Frozen brain, right hemispheres, were prepared as a 10% w/v homogenates in D-PBS using tissue grinders (Anachem) and dispensed into aliquots and stored at − 80 °C. For preparation of inocula aliquots of 10% w/v homogenates were thawed and diluted to 1% w/v in D-PBS and serially passaged through syringe needles of decreasing diameter. For analysis by immunoblotting 10% w/v homogenate was clarified by removing gross cellular debris by centrifugation at 1000 rpm (80 × g) for 1 min in a microfuge (Eppendorf). Detection of proteinase K-resistant PrP in the supernatant was performed with and without enrichment by sodium phosphotungstic acid precipitation as described previously^43,48 using anti-PrP monoclonal antibody ICSM35 (D-Gen Ltd, London).

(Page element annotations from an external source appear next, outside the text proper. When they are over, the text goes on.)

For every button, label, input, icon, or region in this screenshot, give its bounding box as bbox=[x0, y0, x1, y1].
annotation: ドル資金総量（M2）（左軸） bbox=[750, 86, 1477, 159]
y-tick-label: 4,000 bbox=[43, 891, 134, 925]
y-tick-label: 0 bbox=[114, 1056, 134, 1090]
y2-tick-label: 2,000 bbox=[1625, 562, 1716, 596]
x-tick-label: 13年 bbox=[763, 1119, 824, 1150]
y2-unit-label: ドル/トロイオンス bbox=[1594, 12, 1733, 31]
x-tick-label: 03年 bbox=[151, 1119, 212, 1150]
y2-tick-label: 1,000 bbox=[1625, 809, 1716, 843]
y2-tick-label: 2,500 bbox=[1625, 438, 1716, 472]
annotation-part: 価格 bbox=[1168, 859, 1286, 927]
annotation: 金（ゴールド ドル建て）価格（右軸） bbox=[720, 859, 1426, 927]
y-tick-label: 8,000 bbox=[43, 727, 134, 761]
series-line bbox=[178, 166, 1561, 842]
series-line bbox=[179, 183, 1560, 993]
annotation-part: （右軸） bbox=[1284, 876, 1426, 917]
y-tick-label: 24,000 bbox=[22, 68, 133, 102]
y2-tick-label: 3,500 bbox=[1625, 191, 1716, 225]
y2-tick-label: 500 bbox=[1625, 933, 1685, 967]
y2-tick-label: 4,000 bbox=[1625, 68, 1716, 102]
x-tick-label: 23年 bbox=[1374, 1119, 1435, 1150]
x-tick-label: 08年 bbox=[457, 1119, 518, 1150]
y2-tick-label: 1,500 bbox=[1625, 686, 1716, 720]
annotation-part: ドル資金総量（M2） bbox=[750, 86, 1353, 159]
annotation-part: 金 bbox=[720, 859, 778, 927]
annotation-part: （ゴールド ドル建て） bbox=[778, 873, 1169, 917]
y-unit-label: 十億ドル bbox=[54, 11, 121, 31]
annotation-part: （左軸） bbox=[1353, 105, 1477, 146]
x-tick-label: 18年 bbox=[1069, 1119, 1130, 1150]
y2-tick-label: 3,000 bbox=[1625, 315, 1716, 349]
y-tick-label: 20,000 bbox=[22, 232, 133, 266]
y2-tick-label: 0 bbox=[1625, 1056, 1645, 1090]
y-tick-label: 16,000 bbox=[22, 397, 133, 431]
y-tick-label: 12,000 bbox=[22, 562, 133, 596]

Neuropathology and PrP immunohistochemistry

Left brain hemispheres fixed in 10% buffered formol saline were assessed for presence of abnormal PrP by staining with the anti-PrP monoclonal antibody ICSM35 (D-Gen, London) using a Ventana automated immunohistochemical staining machine (Ventana Medical Systems, Tuscon, AZ, USA) as described previously⁴⁸.Tissue was fixed in 10% v/v buffered formol saline followed by incubation in 98% v/v formic acid for 1 h. Following further washing for 24 h in 10% v/v buffered formol saline tissue samples were processed and embedded in paraffin wax. Sections were cut at a nominal thickness of 4 µm, treated with 98% v/v formic acid for 5 min and the slides were placed on the automated staining machine. De-paraffinisation was performed with xylene followed by heating to 95 °C in a low ionic strength buffer (2.1 mM Tris, 1.3 mM EDTA, 1.1 mM sodium citrate, pH7.8) for 30 min, before 16 min protease treatment. Abnormal PrP accumulation was detected using anti-PrP monoclonal antibody ICSM35⁴⁹ in conjunction with a biotinylated-anti-mouse IgG secondary antibody (iView SA-HRP, Ventana Medical Systems) before development with 3′3 diaminobenzidine tetrachloride as the chromogen (iView DAB, Ventana Medical Systems). Immunostaining for glial fibrillary acidic protein (GFAP) and haematoxylin and eosin (H&E) staining of serial sections was done according to published methods⁴⁸.

Ethics approval

Work with animals was performed in accordance with licences approved and granted by the UK Home Office (Project Licences PPL: P7B5EB63F, 70/6454 and 70/7274) and conformed to institutional and ARRIVE guidelines.

Author contributions

G.S.J. and J.C. designed the experiments with contributions from E.A.A. and J.D.F.W. J.L. and S.B. conducted the immunohistochemistry and interpreted the neuropathology. J.D.F.W. performed the immunoblotting. All authors contributed to the writing of the manuscript.

Funding

This work was funded by the UK Medical Research Council.

Data availability

The datasets used and analysed for this study are available from the corresponding author on reasonable request.

Competing interests

The authors declare that they have no conflicts of interest relevant to this manuscript, with the exceptions of: J.C. is a Director and G.S.J., J.D.F.W. and J.C. are shareholders of D-Gen Limited (London), an academic spin-out company working in the field of prion disease diagnosis, decontamination and therapeutics. D-Gen supplied the antibody ICSM35 used in this study.